In 1993 I
was living and working in Lubbock,
Texas, a Great Plains city of 200,000. Suddenly,
in the spring of that year, at the conclusion of a very strange series of
events, I found myself without a job and on the dole.
Lubbock is
the home of Texas Tech University which has a large, attractive campus. When I wasn’t out and about, pounding the
pavement to look for work, I would spend a lot of time at the school, often
holed up in its library. It was a great
place to read and daydream and wile away the hours.
One day,
while I was sitting there and thumbing through a Time or Newsweek (or some
such magazine), I came across an ad for the
Peace Corps, an organization I’d certainly heard of and had always been
intrigued by. I read the thing all the
way through and saw that the feds were looking to send people far and wide to
do “the toughest job” they’d “ever love.”

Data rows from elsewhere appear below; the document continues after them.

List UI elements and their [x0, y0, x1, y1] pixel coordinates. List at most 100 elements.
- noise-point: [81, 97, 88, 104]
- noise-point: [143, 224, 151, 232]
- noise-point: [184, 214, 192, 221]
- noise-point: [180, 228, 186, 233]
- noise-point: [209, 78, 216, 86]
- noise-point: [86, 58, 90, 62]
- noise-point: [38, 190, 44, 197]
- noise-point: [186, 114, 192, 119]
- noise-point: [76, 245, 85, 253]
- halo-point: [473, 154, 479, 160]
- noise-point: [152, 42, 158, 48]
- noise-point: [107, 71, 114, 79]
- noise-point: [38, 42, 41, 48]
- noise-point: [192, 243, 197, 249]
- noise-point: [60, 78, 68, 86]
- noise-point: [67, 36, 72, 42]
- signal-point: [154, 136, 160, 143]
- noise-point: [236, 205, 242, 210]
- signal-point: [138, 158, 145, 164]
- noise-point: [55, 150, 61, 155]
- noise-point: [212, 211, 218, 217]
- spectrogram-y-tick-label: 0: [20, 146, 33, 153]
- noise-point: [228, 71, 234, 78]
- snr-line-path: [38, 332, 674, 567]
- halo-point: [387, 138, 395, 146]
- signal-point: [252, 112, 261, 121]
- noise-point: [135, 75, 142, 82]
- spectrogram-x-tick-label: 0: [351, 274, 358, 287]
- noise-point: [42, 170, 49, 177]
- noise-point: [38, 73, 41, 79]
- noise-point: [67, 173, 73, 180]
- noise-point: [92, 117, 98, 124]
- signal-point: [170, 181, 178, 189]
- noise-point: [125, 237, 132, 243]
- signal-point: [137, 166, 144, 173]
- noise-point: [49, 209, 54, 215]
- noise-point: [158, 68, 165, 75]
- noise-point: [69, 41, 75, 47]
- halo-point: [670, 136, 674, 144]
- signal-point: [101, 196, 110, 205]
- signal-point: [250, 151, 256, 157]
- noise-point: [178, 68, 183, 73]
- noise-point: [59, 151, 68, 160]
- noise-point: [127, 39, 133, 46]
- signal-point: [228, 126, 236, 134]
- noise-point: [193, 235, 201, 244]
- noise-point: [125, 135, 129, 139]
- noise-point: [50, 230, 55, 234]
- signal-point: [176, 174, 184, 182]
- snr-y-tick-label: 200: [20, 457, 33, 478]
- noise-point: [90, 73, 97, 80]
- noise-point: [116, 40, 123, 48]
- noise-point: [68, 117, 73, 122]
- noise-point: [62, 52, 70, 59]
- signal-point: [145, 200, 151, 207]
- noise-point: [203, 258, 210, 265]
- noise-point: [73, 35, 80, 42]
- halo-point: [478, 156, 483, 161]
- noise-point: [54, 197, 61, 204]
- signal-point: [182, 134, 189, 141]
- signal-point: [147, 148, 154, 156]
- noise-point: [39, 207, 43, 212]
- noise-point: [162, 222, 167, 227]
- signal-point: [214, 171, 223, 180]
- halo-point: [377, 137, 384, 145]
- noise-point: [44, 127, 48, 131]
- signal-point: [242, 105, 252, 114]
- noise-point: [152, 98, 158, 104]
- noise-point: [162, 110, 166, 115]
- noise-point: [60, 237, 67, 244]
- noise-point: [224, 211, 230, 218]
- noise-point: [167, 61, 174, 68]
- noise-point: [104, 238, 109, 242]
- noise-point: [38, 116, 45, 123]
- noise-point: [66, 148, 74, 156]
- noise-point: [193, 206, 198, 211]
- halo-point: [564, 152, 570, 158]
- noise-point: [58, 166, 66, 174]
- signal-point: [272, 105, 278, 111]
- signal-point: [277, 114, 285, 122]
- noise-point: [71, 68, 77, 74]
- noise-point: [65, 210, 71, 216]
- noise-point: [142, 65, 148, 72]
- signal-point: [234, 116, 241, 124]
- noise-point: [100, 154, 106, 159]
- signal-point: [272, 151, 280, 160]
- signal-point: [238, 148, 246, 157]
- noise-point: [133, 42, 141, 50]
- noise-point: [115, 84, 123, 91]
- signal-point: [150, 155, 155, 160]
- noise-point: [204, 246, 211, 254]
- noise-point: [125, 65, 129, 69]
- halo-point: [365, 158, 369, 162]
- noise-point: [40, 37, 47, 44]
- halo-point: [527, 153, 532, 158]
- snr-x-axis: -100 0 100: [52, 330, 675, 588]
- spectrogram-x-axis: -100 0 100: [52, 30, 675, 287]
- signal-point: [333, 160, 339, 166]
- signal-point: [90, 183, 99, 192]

I recall looking up from the page and staring off into the middle
distance. Shortly thereafter, my vision
blurred and I could see myself (quite vividly, in my mind’s eye) living and doing
charitable work in some exotic locale.
Five
minutes later I left the library and drove home at a high rate of speed. I unlocked my apartment door, raced to my
bedroom, and dialed the 1-800 number listed in the advert. Before you could say “get out of Dodge,” I
was knee deep in the PC application process.
To make a
long story short, the American government ended up deploying me to Poland. My first stop was a place called Płock, not far from Warsaw. I spent the next three months in that
picturesque city on the Vistula River, completing something “Pre-Service
Training” with my fellow Volunteers-to-be.
By the way, I’ve included a photo of our group. It was taken not long before we graduated
from PST and were shipped off to the various towns and cities where we’d
serve. I can be seen in the lower,
right-hand corner. I’m standing behind the
blond and smiling Bradley Jarvis, a Californian who had recently graduated from
Cal-Berkeley.
After PST,
I was sent to Tarnów,
down near Krakow, to teach at a small teacher-trainer college. Two wonderful years ensued. I can say, without any hesitation, that that experience
transformed me in more ways than I can enumerate here, in this short blog. As a matter of fact, to this very day, I
think of Poland as my second birthplace.
Just before
completing my two years, I was given a certificate of appreciation which I recently
ran across when I was going through a box of keepsakes.